Are you sure you have an old bios that needs this? Newer machines(post1998) can just put lba32 in /etc/lilo.conf, and you can put linux anywhere. The old workaround is to create a small partition at the front of /dev/hda, which is under the 1024 limit, and mounting /boot there. If you already have windows installed, the only way to do this would be to resize(or move) your /dev/hda1 to give you some freespace (about 10 megs) at the front of /dev/hda. Partition Magic, or Partimage(linux app) can do this. Then use linux fdisk to make a new primary partition at the front. It may be named /dev/hda2, even though it's first. Then format it with ext2. When you install linux, during setup, say you want to mount /boot on /dev/hda2; and your kernels will be there. Then you can boot windows or linux from lilo.

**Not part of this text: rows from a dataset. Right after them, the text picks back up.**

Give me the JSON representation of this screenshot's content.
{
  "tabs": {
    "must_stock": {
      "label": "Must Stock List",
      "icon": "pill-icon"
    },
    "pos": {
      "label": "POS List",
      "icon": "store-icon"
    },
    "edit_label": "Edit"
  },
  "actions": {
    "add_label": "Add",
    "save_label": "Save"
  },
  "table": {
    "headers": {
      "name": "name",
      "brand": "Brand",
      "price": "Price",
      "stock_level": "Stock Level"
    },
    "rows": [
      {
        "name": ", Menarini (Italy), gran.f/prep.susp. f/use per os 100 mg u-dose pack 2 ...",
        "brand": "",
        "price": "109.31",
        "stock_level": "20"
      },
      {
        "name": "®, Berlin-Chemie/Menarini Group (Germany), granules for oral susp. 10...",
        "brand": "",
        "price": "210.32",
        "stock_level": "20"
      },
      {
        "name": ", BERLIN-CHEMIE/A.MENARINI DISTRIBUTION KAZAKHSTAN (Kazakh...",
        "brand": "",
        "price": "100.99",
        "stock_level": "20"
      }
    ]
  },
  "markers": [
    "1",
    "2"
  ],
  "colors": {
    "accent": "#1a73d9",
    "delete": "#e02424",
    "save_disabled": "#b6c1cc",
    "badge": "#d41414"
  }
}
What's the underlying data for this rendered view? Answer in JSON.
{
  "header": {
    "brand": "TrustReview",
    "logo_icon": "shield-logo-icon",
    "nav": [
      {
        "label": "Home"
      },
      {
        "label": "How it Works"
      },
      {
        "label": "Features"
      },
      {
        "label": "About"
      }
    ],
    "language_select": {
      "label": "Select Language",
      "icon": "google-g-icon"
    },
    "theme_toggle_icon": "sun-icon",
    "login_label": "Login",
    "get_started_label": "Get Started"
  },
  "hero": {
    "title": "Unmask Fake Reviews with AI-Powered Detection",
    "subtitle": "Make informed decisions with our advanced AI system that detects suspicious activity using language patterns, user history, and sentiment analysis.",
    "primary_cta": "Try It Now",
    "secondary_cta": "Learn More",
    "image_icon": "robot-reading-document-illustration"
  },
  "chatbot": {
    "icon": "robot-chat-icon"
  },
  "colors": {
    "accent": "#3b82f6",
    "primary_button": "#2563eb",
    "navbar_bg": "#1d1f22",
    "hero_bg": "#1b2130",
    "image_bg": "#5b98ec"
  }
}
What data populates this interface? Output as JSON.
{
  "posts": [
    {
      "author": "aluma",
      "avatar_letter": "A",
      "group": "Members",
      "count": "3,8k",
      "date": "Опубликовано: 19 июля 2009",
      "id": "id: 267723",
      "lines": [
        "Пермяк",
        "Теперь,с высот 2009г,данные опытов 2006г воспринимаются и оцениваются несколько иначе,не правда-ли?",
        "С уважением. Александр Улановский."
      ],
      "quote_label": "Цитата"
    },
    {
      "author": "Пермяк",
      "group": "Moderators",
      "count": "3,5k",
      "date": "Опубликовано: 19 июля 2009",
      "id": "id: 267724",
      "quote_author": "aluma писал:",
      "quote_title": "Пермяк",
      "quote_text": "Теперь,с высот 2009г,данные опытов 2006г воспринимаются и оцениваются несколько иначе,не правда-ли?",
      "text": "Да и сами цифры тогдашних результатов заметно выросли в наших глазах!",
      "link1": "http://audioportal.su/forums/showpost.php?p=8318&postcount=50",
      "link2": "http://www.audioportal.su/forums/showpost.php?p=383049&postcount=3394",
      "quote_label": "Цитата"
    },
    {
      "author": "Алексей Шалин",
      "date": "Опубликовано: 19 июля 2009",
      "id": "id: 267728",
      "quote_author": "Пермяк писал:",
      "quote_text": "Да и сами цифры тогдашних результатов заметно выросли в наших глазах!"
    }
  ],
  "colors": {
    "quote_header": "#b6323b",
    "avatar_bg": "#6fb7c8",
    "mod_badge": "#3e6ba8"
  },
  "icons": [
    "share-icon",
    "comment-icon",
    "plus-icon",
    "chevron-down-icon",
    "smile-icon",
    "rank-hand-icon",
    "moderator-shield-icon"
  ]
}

On Tue, 2001-12-04 at 12:10, Dennis J. Tuchler wrote:
I understand that there is a way around the 1024 cylinder limit for installing 3 operating systems (Linux, OS2 and Windows (already installed). What is that way around? Is it available in Dell laptops?
Thanks
Dennis J. Tuchler Professor of Law 3700 Lindell Blvd. St. Louis, Mo. 63108 314-977-2793
Depends on which version of OS/2 or ECS and which of the many versions of windows you intend to use. Two solutions that I can see: 1. use a boot loader such as boot manager, boot magic, grub, lilo, system commander or similar 2. boot to each operating system with a floppy If you really need to be below the 1024 cylinder limit (usually about 8.4 GB) then use a windows partition that ends below about 8 GB, followed by a minimum OS/2 partition of around 400 MB (just for the operating system) and a 20 MB partition for Linux ( /boot ). Make the OS/2 partition HPFS and the Linux partition ext2 to keep windows from messing with these partitions. If you already have OS/2 and windows then you probably already have the OS/2 boot manager in place and working. In that case just add Linux to the OS/2 boot manager and you are finished. Some time ago, I had two desktop computers set up that way multi-booting into WinNT, OS/2 v4 or SuSE. Do not know for sure what will work on a Dell laptop, though you might want to try lilo. With my Toshiba laptop I installed lilo in the MBR and now use lilo to boot either WinME or SuSE. BTW the SuSE reference manual gives an explanation of how to set up lilo to boot into various types of Windows or OS/2. -- Ralph Sanford - If your government does not trust you, rsanford@telusplanet.net - should you trust your government? DH/DSS Key - 0x7A1BEA01
** On 04 Dec 2001 20:14:59 -0700 Ralph Sanford
participants (4)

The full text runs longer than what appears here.